Grant Hart: Uncompromising, unrepentant
Grant Hart didn’t behave as if he owed the world anything. He thought nothing of letting a decade pass between his solo albums. He performed sporadically and toured even more sporadically. He barely had a presence online—he didn’t even send his first email until 2009, and didn’t tour with a cellphone until 2010. Although anyone who saw him recently could tell he was in dire health, he didn’t share what was going on—even when all of his friends staged a surprise tribute concert for him this summer.
And Grant Hart left the world in the same uncompromising way this week, his concept album about Ted Kaczynski presumably unfinished because Hart didn’t rush, even when he sick. “I took a year to come up with what I thought was an appropriate third verse [to “You’re The Reflection Of The Moon On The Water”],” Hart told us in 2010. “That’s a long time to hold back on a song that you’re excited about in order to make it more of a fulfilling experience.”

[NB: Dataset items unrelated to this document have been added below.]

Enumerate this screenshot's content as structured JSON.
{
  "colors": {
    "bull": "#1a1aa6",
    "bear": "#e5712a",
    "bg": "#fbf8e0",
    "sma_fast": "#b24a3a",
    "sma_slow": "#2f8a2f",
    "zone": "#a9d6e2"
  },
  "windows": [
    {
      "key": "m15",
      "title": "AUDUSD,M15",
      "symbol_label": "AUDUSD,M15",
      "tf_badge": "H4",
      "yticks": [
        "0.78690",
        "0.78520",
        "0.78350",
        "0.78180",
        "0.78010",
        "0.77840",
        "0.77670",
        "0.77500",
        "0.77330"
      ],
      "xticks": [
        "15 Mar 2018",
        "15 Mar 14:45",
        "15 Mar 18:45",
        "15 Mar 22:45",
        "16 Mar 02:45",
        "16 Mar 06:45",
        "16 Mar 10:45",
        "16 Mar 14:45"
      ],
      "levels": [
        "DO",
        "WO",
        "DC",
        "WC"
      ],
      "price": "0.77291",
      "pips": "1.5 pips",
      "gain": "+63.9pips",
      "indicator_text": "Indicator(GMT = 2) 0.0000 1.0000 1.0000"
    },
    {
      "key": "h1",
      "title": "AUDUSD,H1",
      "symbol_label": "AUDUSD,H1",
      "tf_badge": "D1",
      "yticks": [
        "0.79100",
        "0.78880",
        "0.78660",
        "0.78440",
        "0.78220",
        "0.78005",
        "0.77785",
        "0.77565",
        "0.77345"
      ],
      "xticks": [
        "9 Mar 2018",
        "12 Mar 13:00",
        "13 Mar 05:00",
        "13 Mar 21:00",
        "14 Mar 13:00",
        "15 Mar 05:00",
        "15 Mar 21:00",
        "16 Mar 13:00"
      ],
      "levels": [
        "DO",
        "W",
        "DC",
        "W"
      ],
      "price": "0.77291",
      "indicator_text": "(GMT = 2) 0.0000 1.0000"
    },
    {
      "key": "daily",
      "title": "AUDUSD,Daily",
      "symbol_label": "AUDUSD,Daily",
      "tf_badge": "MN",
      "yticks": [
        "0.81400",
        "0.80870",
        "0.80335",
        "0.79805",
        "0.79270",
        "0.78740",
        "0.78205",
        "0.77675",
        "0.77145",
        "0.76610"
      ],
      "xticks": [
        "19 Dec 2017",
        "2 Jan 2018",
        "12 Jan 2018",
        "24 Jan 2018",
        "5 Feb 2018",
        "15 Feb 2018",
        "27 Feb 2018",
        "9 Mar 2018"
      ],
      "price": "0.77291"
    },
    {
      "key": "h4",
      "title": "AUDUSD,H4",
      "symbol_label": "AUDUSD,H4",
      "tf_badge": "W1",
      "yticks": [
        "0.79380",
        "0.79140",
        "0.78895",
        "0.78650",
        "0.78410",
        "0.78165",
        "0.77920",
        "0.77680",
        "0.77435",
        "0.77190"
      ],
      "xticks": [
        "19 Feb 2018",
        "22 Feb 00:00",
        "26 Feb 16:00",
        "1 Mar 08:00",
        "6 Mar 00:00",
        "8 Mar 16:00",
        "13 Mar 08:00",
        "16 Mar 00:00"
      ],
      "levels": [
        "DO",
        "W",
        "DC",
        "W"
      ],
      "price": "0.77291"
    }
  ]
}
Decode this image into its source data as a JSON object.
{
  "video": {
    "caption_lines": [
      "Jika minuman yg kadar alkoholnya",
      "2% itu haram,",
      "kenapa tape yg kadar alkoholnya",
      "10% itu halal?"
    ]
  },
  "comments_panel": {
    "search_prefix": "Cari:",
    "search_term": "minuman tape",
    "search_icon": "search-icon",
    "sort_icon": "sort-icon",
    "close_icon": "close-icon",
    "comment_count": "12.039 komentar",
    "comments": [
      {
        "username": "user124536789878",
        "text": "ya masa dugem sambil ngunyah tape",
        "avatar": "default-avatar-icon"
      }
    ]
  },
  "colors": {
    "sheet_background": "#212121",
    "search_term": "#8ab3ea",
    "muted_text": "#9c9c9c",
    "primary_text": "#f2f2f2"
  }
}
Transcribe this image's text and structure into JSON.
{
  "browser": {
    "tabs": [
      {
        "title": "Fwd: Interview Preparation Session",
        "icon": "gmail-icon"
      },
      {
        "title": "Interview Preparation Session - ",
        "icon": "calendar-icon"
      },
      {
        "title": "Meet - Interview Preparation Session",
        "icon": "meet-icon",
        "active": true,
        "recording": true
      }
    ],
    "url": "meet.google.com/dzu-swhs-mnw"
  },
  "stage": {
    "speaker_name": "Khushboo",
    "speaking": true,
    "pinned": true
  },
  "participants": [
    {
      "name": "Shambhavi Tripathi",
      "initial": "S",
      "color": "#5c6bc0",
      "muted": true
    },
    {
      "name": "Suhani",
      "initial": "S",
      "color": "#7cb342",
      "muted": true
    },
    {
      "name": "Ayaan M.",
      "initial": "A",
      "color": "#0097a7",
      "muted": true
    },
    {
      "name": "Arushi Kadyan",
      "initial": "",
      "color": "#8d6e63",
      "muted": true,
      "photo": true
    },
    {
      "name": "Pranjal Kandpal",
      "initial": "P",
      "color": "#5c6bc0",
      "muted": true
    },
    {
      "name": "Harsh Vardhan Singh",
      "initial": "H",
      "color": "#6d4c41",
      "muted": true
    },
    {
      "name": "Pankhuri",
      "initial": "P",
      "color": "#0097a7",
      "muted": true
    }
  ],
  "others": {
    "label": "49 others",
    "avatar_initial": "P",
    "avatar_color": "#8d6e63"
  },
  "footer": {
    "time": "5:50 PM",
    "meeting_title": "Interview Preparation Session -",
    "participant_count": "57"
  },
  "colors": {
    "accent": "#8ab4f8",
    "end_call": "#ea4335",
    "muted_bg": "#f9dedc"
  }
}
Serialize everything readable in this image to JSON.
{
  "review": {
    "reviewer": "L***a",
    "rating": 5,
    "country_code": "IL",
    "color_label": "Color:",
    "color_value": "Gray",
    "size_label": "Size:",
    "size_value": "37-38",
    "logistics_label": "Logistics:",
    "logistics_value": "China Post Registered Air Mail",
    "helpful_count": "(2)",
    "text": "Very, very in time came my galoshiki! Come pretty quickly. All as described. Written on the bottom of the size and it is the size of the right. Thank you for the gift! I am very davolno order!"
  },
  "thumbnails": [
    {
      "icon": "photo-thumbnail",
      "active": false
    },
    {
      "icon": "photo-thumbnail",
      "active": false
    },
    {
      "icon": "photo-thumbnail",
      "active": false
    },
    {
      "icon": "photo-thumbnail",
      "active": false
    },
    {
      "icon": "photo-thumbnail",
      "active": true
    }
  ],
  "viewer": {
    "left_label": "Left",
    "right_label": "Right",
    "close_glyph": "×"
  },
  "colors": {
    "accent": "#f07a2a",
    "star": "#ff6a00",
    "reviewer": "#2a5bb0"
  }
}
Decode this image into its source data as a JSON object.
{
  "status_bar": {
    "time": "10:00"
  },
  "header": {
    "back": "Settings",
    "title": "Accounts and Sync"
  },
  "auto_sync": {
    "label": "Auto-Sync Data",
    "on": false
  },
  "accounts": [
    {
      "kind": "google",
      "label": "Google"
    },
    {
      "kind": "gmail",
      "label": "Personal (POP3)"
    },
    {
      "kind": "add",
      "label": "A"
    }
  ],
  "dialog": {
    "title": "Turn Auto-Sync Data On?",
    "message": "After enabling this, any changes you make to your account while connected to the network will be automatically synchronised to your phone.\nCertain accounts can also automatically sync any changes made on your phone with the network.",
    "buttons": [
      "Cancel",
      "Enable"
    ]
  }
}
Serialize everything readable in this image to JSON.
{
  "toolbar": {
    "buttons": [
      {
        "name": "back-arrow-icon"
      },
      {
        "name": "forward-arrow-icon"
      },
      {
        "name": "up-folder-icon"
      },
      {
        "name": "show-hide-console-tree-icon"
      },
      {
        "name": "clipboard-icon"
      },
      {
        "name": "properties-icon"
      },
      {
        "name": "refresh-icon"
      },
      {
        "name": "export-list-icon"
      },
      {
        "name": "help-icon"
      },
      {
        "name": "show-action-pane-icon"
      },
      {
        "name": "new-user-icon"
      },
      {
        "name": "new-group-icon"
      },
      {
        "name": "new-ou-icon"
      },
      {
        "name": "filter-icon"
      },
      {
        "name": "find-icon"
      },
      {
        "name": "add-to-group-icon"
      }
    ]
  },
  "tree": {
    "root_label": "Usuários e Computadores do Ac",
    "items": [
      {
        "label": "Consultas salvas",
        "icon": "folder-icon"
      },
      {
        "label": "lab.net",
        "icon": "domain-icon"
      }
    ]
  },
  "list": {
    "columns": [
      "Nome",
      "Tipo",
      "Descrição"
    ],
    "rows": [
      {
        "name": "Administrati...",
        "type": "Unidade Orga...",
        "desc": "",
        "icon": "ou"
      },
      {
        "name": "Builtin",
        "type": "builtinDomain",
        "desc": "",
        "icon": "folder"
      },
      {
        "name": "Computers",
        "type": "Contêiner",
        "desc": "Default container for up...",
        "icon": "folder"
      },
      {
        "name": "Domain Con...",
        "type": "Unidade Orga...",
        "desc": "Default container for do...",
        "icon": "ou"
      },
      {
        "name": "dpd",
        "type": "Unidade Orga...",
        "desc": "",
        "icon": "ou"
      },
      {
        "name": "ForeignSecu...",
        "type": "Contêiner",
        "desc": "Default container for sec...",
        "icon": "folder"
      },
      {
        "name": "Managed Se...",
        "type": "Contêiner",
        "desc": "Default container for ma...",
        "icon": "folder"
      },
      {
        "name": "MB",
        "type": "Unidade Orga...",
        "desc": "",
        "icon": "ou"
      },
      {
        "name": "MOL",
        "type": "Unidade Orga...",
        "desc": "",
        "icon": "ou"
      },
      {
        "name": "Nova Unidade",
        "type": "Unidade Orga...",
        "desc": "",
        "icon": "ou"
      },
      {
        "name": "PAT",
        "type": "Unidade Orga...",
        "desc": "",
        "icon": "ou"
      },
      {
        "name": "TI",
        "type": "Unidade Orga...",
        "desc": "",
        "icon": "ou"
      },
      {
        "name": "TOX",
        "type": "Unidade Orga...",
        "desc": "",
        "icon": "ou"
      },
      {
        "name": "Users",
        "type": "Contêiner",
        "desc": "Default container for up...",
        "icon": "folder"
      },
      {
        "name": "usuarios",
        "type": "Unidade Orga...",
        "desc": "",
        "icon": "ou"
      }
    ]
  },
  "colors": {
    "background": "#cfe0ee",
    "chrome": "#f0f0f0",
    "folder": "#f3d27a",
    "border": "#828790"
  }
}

That’s all Hart seemed to want the past 20 years or so, maybe even since Hüsker Dü imploded in January of 1988. The trio—rounded out by guitarist-vocalist Bob Mould and bassist Greg Norton—was famously intense, and its dissolution infamously bitter: that the group managed to get it together enough to open an online store and, just recently announced, assemble a box set of early material is major progress. “There’s ongoing communication between the three of us now,” Norton said when the store opened. “Ongoing communication” among the members of Hüsker Dü, separated from their breakup by three decades, qualified as news.
Toward the end of his life, Hart had little interest in perpetuating the fractious legend of Hüsker Dü, built as it is on stories of his acrimonious relationship with Mould. “I think more difficulty exists between Bob and me as the result of people’s speculation than it is a result of any direct contact between the two of us,” he said while touring behind The Argument, his 2013 concept album inspired by Paradise Lost.
And while the pair’s competitiveness may have helped drive Hüsker Dü to greatness and likely pushed their early solo careers a bit, by the time Hart released The Argument, no one was keeping score anymore. Mould found greater acclaim and success, but he also struggled more with Hüsker Dü and the effect its legacy had on his music. He openly rebelled against it a couple of times, first on 1989's quiet Workbook and then on the electro-rock of 2002's Modulate, but Hart seemed comfortable going wherever his interest took him.
Maybe that hurt him in the end, but Hart also didn’t seem like he thought about it much. And when many of Hüsker Dü’s contemporaries (and acolytes) caught reunion fever, Hart was typically nonplussed. “I think a lot of people are having their midlife crisis in public,” he said in that 2010 interview. “I think if you left something unfinished, go ahead and do it. But I guess I can’t really answer that question in respect to my own music, because it’s inconceivable.”
I wondered about a reunion when I saw Hart perform solo in the summer of 2002. Mould had performed to 900 people two months prior, and Hart was playing to a couple dozen people at a tiny club best known for its “bacon night” and its policy of deep-frying anything customers requested. He looked rough—rumpled shirt and cargo shorts, sandals wrapped around an uncomfortable-looking bunion on one foot, and a gray stripe in his hair best described by Dan Aykroyd in The Great Outdoors as “a neo-skunk thing.”
Hart played by himself with his guitar, and the intimacy of the club made it feel like he was performing in someone’s living room. He played Hüsker Dü favorites like “Flexible Flyer” and chatted casually with the crowd between songs. When I sheepishly asked him to sign my Land Speed Record poster, he happily obliged and talked with me for a few minutes. If he felt the show was beneath his station as a member of a seismically important band like Hüsker Dü, it certainly didn’t show. And with Mould openly rebelling against guitar rock and Norton working as a chef in Red Wing, Minnesota, I knew a reunion wasn’t imminent.
Even if Hart had lived another 40 years, Hüsker Dü probably wouldn’t have reunited. To use his words, they didn’t leave anything unfinished. Hart undoubtedly had plenty left to accomplish personally, and the sadness of losing an artist before their time is knowing they won’t have more to share. With Hart, it was never clear where he was headed, but it was never dull once he arrived.
It’s also fitting that he’s leaving his fans hanging. As he sang in “My Regrets,” Grant Hart owes us nothing.
“Apologies, I don’t make too many of these / One place you won’t find me is down low on one knee / I do not make apologies.”